Some/NP accented/VLfin characters/PE :/COLON cámara/NC alegría/NC ilusión/NC ./FS

Python 3

Let us cite part of the What’s New In Python 3.0. If we did well, you should understand everything

  • Text Vs. Data Instead Of Unicode Vs. 8-bit

Everything you thought you knew about binary data and Unicode has changed.

  • Python 3.0 uses the concepts of text and (binary) data instead of Unicode strings and 8-bit strings. All text is Unicode; however encoded Unicode is represented as binary data. The type used to hold text is str, the type used to hold data is bytes. The biggest difference with the 2.x situation is that any attempt to mix text and data in Python 3.0 raises TypeError, whereas if you were to mix Unicode and 8-bit strings in Python 2.x, it would work if the 8-bit string happened to contain only 7-bit (ASCII) bytes, but you would get UnicodeDecodeError if it contained non-ASCII values. This value-specific behavior has caused numerous sad faces over the years.
  • As a consequence of this change in philosophy, pretty much all code that uses Unicode, encodings or binary data most likely has to change. The change is for the better, as in the 2.x world there were numerous bugs having to do with mixing encoded and unencoded text.
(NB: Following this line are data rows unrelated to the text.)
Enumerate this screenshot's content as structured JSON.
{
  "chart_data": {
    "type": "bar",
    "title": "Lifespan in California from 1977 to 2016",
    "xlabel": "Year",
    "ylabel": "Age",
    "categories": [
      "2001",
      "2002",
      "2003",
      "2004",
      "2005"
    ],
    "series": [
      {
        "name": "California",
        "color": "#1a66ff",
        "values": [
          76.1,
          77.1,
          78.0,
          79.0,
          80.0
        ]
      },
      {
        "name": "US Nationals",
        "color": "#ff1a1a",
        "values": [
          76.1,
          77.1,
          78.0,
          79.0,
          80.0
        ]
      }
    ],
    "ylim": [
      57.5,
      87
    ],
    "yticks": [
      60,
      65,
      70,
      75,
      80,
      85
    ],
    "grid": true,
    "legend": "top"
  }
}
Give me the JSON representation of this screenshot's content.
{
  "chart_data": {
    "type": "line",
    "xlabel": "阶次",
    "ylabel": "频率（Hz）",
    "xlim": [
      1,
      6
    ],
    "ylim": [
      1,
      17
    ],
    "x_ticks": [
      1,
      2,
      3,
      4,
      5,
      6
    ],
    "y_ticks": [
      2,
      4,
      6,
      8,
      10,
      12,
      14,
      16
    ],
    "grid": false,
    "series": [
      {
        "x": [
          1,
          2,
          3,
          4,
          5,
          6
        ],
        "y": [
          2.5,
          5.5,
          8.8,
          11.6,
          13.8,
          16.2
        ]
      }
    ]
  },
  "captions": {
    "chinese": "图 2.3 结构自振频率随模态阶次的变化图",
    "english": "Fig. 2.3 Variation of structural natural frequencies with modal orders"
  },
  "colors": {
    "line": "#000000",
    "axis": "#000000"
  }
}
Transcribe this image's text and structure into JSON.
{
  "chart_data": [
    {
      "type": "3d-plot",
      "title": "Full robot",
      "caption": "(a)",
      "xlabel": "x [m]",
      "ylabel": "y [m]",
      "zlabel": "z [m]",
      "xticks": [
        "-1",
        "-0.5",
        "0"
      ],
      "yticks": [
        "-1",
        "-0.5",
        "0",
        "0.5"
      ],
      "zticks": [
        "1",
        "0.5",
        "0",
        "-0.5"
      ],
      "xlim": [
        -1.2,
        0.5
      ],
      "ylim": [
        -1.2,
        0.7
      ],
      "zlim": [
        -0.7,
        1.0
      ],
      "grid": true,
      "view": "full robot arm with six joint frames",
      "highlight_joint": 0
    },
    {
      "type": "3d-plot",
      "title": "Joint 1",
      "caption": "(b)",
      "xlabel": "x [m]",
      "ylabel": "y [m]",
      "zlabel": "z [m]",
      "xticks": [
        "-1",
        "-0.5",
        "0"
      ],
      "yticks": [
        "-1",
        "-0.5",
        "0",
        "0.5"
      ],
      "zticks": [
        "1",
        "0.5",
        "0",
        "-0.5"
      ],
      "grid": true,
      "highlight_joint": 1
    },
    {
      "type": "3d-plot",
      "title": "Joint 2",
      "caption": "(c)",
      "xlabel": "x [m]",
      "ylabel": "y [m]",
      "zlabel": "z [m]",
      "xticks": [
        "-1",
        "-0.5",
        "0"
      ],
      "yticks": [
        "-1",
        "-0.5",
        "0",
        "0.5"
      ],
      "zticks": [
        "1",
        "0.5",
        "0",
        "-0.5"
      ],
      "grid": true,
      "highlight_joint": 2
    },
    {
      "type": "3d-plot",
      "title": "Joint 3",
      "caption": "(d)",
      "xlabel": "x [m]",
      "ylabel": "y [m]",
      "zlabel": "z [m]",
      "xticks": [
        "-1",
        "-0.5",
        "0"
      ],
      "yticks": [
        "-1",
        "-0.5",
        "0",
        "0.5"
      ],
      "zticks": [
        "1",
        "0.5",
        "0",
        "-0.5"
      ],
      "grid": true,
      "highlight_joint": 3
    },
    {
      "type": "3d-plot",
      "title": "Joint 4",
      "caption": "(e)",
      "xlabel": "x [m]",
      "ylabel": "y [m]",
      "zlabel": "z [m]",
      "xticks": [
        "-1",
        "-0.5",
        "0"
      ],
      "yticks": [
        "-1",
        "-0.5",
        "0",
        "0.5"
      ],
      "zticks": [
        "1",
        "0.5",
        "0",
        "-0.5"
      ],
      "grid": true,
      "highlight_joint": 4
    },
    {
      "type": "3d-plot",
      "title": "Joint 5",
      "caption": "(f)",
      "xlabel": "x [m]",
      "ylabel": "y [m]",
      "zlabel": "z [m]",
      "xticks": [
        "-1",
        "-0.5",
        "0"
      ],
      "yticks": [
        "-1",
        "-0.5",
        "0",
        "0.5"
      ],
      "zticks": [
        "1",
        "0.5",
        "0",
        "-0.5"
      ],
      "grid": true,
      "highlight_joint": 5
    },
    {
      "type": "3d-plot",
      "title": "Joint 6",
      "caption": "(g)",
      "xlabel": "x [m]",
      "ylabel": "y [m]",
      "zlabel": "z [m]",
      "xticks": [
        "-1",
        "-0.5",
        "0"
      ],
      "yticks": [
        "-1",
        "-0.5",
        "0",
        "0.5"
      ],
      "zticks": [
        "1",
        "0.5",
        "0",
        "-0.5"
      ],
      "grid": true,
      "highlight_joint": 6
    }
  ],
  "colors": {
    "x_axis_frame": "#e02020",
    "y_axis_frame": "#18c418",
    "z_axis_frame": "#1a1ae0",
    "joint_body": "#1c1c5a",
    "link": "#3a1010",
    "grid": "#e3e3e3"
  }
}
To be prepared in Python 2.x, start using unicode for all unencoded text, and str for binary or encoded data only. Then the 2to3 tool will do most of the work for you.
  • You can no longer use u"..." literals for Unicode text. However, you must use b"..." literals for binary data.
  • All backslashes in raw string literals are interpreted literally. This means that '\U' and '\u' escapes in raw strings are not treated specially. For example, r'\u20ac' is a string of 6 characters in Python 3.0, whereas in 2.6, ur'\u20ac' was the single “euro” character. (Of course, this change only affects raw string literals; the euro character is '\u20ac' in Python 3.0.)
  • Files opened as text files (still the default mode for open()) always use an encoding to map between strings (in memory) and bytes (on disk). Binary files (opened with a b in the mode argument) always use bytes in memory. This means that if a file is opened using an incorrect mode or encoding, I/O will likely fail loudly, instead of silently producing incorrect data. It also means that even Unix users will have to specify the correct mode (text or binary) when opening a file. There is a platform-dependent default encoding, which on Unixy platforms can be set with the LANG environment variable (and sometimes also with some other platform-specific locale-related environment variables). In many cases, but not all, the system default is UTF-8; you should never count on this default. Any application reading or writing more than pure ASCII text should probably have a way to override the encoding. There is no longer any need for using the encoding-aware streams in the codecs module.
  • PEP 3120: The default source encoding is now UTF-8.